March 04, 2006

Roadnotes: Denver 1

Two days ago at my writer's group there was surprise expressed, by several, that I, at age 31, had been to 15 or 20 funerals. I didn't think it was that many. So now I wonder how many is normal?

The subject came up, of course, when I told them of my upcoming trip. The one I'm on now. I'm going to a funeral in Denver. I'm not there, yet - I'm on a bus headed to SEATAC, wishing my suit and dress shoes didn't require me to take a full-sized carry-on. Much easier to get around with just a backpack.

I'm at the airport. A quick tour of food options made me think that vegetarians don't travel much. I had to walk what seemed like half the length of the airport just to find something that wasn't a veggie burger.

Now, I'm watching a woman eat, one table over. She stares at the cover of a fashion magazine and finishes her food. Then she flips through the magazine, quicky and efficiently taking out all the postcard size ads that would ineveitably fall out if she didn't do this.

I caught you, lady! See, we all do these little things but we usually don't consider that we are doing them for an audience. Enough, though. I'll leave her with her stack of postcard ads and quit writing. I'm not even there, yet....

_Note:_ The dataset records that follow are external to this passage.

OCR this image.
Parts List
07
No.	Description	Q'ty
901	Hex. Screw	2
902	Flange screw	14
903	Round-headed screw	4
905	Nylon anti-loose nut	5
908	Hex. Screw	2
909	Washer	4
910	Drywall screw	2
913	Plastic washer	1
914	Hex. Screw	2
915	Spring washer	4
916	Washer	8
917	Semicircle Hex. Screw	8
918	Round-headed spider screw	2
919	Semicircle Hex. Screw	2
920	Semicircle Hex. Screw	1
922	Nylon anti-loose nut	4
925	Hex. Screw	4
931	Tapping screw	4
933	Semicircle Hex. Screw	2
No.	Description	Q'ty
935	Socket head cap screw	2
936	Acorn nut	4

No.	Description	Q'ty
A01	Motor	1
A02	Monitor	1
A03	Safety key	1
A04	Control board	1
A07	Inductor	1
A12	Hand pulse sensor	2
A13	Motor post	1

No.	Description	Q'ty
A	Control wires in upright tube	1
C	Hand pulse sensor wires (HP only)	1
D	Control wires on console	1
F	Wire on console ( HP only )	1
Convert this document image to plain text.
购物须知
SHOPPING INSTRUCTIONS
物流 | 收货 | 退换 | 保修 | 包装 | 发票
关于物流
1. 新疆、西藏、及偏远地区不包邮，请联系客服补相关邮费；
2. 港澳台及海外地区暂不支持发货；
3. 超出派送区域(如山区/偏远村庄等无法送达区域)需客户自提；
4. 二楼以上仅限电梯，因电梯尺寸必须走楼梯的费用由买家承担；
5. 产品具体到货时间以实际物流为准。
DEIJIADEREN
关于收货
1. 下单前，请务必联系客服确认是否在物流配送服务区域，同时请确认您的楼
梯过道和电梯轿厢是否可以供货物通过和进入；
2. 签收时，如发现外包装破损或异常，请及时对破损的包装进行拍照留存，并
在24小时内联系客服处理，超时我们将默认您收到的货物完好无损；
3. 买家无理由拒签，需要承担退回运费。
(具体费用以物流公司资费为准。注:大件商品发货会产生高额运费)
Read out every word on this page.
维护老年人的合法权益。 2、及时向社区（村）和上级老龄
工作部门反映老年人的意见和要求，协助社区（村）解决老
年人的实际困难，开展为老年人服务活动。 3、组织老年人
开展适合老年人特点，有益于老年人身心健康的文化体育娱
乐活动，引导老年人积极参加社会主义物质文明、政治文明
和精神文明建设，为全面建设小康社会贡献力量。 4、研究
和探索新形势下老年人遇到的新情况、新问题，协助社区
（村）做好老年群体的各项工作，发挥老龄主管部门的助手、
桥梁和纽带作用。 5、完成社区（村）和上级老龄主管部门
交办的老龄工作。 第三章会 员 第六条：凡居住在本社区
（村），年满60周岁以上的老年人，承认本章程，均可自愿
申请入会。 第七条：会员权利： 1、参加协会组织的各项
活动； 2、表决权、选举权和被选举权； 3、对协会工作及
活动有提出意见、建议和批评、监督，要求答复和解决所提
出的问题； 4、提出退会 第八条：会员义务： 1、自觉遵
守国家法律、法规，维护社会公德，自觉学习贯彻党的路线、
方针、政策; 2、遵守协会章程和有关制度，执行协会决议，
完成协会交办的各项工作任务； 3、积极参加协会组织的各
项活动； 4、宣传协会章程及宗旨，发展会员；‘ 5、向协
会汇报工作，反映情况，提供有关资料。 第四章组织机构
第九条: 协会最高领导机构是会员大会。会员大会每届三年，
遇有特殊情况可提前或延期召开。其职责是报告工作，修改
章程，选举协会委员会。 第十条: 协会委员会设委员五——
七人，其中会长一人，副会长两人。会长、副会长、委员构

No, there's one last thing. (I'm wordy today.) Is anyone else a regular Frontier flyer? If you're over, say, 5'10", you have to stoop down to see underneath the overhead compartments in order to see the row numbers for your seat assignment.

My first time on a Frontier plane freaked me out - I couldn't see any row numbers, yet everyone else seemed to know exactly where to go. It was Twilight Zone-esque. I almost turned around and counted the rows behind me. I did figure it out, somehow, without asking, and for a while afterward it annoyed me whenever I flew Frontier. Now it makes me laugh. Just a little. Deep down inside, where no one can see.



Okay. One last thing again. And this time I mean it. I'm too embarrassed to bring a book out of my bag to read. I'm on the plane and I have a copy of the DaVinci Code, but I feel like it'd be too cliche or just too stupid to show people that I, too, have stooped to that level. Incidentally, Dabi touched on this subject not long ago....

Of course, I haven't REALLY stooped that low - I have to read it for a class I'm taking next quarter. The class is called, "The DaVinci Code." Honest. I'm not keen on the book, but I am keen on the history that the book is based on, which is what the class is about. Baigent and Leigh have done some great work and I couldn't pass up the chance to study it in an academic setting. Thus, I must read the book - it's homework I've been given before the quarter has even started. Don't ask me why, but I do actually love this school.

Anyway, I have other, more dignifying, options: The Elements of Style and Ouisconsin, a book of poems by one of my professors. I'm shutting up now. Who knows - I may not have anything to say for the rest of the trip.

2 comments:

Joey Polanski said...

Frontier -- thats th airline whose planes are all made outta folded papr, rite?

Aaron Dietz said...

No, these are made of pure animal parts.